Marriage is not anti-education

By Marriage is not anti-education

Ajaya Sharma

Kathmandu:

When I look around there are some parents and some guardians who are worried of their daughter’s marriage rather than her educational and professional career. Not that worrying is a healthy activity altogether. But this practice exceeds its rational or even sane limits when parents forbid their daughters in their twenties from going abroad for study just due to the reason that they may not get a suitable groom when they return because they would grow

“too old for marriage” or might adapt well to the environment there and marry by herself in which case they have to relinquish their ritual of forcing their daughter into marriage willy-nilly with a person of their choice. I don’t take sides of a daughter or son, for that matter, ruining the dreams of their parents but would it be good judgment to ruin a daughter’s life and work and career just to prevent one’s own expectations from being lost? Can they be that selfish and yet call themselves caring parents?

I may sound biased to parents because I have not stood in their position. But even when I put myself in their shoes, I would say and believe the same things and these things are not partial to any group or generation but really good for both sides, if one bothers to just open their mind to them. Parents should act as a facilitator in their children’s life. They should ease their children’s burdens and not stand as obstacles in their children’s lives to come across and struggle against. When I say children I mean both boys and girls, both sons and daughters. But perhaps the condition is not the same for a male and a female person and girls have extra hurdles. We have done a lot to create gender equality in society and achieved a lot on our parts but we still have a long way to go. We have not been able to create an environment that would be as sound to a girl as to a boy.

I have some friends who have experienced hopes of studying abroad fall down like a pack of cards just because they were of the female gender and, according to their parents, that was reason enough for them to forbid them from going abroad.
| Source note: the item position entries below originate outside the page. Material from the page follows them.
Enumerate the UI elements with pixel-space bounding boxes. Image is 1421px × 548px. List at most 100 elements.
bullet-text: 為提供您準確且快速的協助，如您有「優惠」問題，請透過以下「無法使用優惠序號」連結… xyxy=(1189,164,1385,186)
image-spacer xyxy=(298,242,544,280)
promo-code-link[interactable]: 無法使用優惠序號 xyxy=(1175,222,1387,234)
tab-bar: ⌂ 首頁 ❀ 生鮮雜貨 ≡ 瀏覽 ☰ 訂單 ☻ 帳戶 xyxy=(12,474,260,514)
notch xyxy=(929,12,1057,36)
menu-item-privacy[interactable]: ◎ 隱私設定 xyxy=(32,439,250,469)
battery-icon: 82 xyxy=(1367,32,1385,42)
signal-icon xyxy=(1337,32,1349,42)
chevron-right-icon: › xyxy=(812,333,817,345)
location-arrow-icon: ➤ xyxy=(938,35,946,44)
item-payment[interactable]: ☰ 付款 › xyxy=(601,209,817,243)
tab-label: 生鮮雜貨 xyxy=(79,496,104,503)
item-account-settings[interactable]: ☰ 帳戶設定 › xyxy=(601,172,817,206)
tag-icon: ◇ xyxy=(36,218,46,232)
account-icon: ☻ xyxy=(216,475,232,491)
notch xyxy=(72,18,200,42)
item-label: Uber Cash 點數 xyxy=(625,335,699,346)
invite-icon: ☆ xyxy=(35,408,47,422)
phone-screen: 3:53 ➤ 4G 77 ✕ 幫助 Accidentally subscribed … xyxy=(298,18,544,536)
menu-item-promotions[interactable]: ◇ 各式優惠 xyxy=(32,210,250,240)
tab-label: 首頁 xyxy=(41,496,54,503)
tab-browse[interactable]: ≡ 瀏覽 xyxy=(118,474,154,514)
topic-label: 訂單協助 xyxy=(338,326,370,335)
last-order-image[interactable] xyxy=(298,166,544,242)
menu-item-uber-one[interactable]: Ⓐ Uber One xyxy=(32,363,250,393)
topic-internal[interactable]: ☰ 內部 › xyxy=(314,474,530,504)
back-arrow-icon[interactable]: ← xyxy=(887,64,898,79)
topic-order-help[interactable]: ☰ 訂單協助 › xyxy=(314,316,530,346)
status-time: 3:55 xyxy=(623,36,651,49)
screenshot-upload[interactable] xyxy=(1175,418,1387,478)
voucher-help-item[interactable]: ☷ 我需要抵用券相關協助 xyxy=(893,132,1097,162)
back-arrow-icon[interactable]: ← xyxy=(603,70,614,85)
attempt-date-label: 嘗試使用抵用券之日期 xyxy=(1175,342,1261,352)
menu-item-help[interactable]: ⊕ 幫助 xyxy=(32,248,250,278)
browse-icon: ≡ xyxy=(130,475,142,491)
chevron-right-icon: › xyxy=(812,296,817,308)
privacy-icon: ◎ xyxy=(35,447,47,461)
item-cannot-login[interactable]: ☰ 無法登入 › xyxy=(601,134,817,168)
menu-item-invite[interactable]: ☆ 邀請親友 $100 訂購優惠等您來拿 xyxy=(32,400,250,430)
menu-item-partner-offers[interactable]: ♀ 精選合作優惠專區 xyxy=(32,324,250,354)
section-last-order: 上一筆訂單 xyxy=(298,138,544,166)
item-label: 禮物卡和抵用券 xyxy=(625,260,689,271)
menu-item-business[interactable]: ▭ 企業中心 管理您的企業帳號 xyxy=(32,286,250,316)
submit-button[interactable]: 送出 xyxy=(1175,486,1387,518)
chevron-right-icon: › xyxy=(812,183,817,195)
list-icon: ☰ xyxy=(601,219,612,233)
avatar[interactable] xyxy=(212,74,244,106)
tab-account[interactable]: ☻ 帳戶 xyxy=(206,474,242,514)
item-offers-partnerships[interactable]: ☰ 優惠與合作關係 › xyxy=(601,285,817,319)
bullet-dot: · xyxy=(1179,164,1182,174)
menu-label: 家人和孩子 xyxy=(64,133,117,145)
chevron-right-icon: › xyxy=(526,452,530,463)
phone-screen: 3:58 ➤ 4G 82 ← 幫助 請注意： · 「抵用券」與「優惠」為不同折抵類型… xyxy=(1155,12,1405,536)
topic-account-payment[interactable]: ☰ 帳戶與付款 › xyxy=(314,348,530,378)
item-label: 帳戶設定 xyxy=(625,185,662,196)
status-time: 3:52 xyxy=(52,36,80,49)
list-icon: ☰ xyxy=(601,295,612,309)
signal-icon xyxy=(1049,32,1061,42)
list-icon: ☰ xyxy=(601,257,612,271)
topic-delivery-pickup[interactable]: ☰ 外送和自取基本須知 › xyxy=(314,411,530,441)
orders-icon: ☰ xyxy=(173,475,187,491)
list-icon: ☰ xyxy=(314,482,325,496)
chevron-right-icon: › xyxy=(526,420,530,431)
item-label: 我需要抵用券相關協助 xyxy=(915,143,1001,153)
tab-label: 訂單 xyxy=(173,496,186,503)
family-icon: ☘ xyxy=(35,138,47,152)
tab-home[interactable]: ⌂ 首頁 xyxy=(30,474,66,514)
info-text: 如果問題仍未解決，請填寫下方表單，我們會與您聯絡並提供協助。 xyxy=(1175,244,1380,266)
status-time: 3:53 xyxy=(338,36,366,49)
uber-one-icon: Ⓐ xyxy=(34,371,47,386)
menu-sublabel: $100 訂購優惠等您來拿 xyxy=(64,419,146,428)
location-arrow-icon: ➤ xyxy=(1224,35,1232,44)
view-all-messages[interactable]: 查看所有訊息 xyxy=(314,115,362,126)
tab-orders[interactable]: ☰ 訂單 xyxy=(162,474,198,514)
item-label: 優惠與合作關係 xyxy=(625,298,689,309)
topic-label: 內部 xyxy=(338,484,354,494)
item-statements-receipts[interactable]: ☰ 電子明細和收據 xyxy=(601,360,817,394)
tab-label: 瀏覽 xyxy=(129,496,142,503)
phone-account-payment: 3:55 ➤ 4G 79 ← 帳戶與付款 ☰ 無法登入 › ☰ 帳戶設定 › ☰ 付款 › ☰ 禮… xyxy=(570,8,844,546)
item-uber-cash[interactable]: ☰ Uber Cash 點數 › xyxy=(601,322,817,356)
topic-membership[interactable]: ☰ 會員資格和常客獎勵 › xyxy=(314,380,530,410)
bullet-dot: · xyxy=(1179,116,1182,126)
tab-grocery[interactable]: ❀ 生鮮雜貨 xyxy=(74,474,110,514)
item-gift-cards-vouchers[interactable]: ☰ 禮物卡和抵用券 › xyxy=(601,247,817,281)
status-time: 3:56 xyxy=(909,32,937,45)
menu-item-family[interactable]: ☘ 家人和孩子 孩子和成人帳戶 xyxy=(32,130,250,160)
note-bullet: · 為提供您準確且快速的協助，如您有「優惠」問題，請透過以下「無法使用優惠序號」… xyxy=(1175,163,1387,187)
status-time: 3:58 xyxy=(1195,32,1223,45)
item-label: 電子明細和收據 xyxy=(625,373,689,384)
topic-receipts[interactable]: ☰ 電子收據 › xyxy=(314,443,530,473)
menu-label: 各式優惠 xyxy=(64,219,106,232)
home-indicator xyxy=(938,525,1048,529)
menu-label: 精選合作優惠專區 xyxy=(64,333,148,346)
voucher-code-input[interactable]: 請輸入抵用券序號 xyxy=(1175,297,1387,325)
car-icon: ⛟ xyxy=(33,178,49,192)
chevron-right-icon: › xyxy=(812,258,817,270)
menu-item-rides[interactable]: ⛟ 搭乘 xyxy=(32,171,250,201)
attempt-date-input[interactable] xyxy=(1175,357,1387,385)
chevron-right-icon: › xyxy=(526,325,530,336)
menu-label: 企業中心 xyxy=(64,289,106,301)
They could even study here in their own country living with their parents but then here they don’t have the chance to study the subject of their choice and take up something they are really good at. Besides, they have their boundaries, curfews and limits and are actually forbidden even if they are adults from doing even trivial acts and positive trivial acts at that. So there is a constant psychological threat of turning into a monster because they are intelligent and able and strong, whatever their parents and others perceive them as, yet they cannot ventilate their energies in good, wholesome acts that are good for all and for themselves and are encouraged and often forced to become mean, jealous, petty and cowardly, shying away from assurance, clueless in the slightest danger.

So, I think it would be better if parents understand their children’s feelings and their daughter’s aim sand help them achieve their goals the way they have planned to and not obstruct the steps of their children just because she is your daughter and not a son.

And I would again state what I have stated earlier. Marriage should not create an obstacle in our educational careers. Marriage is a part of our normal life. It shouldn’t be a compulsion to live with. It is something that comes in our road naturally. We should not deviate from our road to find marriage blocking our education and work. That way, we’ll marry badly as well. It’s not necessary that marriage should happen exactly as soon as we cross 18 or 19 years of age. We can take our time. Marriage should not decide what we are going to do. Instead we and our education should determine whether it’s the time to give time to marriage or not. Marriage just a part of our life. It’s not the sole aim of our life. Marriage is not anti-education. It is complementary to work and study and each helps the other.